У Хичкока в «Окне во двор» отношения Джеймса Стюарта с тем, что он видит в окне, в целом есть отсылка к центральности его взгляда: на кону его положение власти (или бессилия) относительно того, что́ он видит во дворе, фантазии, которые он проецирует вовне, и т. д. Есть, однако, в этом и другая грань – грань, которая идеально подходит под то, что Лакан определил понятием «смешение субъектов [l’immixtion de sujets]»: привилегированному взгляду Джеймса Стюарта общественная действительность открывается как сосуществование множества индивидуальных или семейных судеб; любая единица этого множества образует свою исключительную вселенную сигнификации, со своими надеждами и горестями, и, хотя сосуществуют как части одного глобального механизма, они совершенно не ведают друг о друге, а вместе их удерживает не какая-то глубинная общая ось смыслов, а многочисленные случайные, «механические» столкновения, порождающие точечные следствия смысла (мелодия композитора спасает жизнь мисс Лонлихартс и т. д.). Главнейшее для опыта «смешения» – вот это понятие смысла как локального следствия глобальной бессмыслицы: смешение отдельных жизней переживается как слепой механизм, в котором, вопреки нехватке какой бы то ни было Цели, управляющей потоком событий, «все работает», и потому от наблюдения этого единства получается таинственный, странно умиротворяющий, почти мистический опыт.
На более высоком технологическом уровне подобный эффект имеется и в «Щепке» (1993): эксцентричный миллионер, хозяин большого многоквартирного дома, обустраивает квартиры скрытыми камерами, чтобы наблюдать на множестве экранов происходящее в самых потайных уголках его башни, – как люди занимаются любовью, растлевают детей, обсуждают финансовые секреты, недоступные публичному взору… Как и в «Окне во дворе», однако, «смешение субъектов» остается привязанным к центральному вуайеристскому взгляду, который есть часть диегетической действительности, – взгляд миллионера из своего убежища.

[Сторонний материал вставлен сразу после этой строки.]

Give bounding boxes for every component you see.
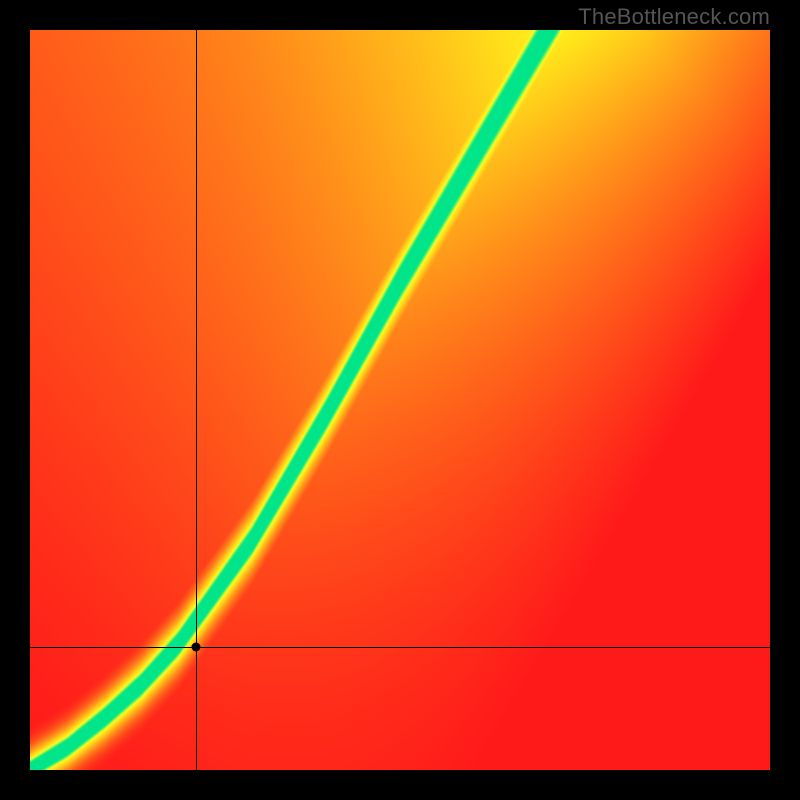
heatmap-canvas [30,30,770,770]
attribution-text: TheBottleneck.com [578,4,770,30]
chart-frame: TheBottleneck.com [0,0,800,800]
heatmap-plot [30,30,770,770]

Великая революция Роберта Олтмена – в том, что он отвязал этот эффект смешения от привилегированного диегетического взгляда. Эта тенденция, впервые проявившаяся в «Нэшвилле» (1975), достигает безупречного пика в «Коротких историях». Судьбы девяти отдельных групп (в основном – семей) связывает воедино не взгляд некоего скрытого вуайериста, а вертолеты, распыляющие инсектицид над Лос-Анжелесом – метафорой разлагающегося мегаполиса. Эти девять линий переплетаются совершенно случайно, и одно и то же событие, вписанное в разнородные последовательности, обретает совершенно несоизмеримые значения. Лили Томлин сбивает на машине ребенка, например: эта авария запускает примирение Томлин с ее пьяным мужем, трагедию в семье ребенка, странную дружбу между сломленными родителями и булочником (Лайл Ловетт), досаждающим им за то, что они забыли именинный пирог ребенка, непристойное неуместное признание дедушки ребенка (Джек Леммон) отцу ребенка, дедушкин неожиданный сердечный контакт с афроамериканской парой в больнице и т. д. (В научно-фантастической истории логика несоизмеримости доводится до предела: в недалеком будущем ученые открывают, что комета, возвестившая о рождении Христа в небе над Вифлеемом, – след громадной космической катастрофы, разрушения благородной, высокоразвитой иной цивилизации.)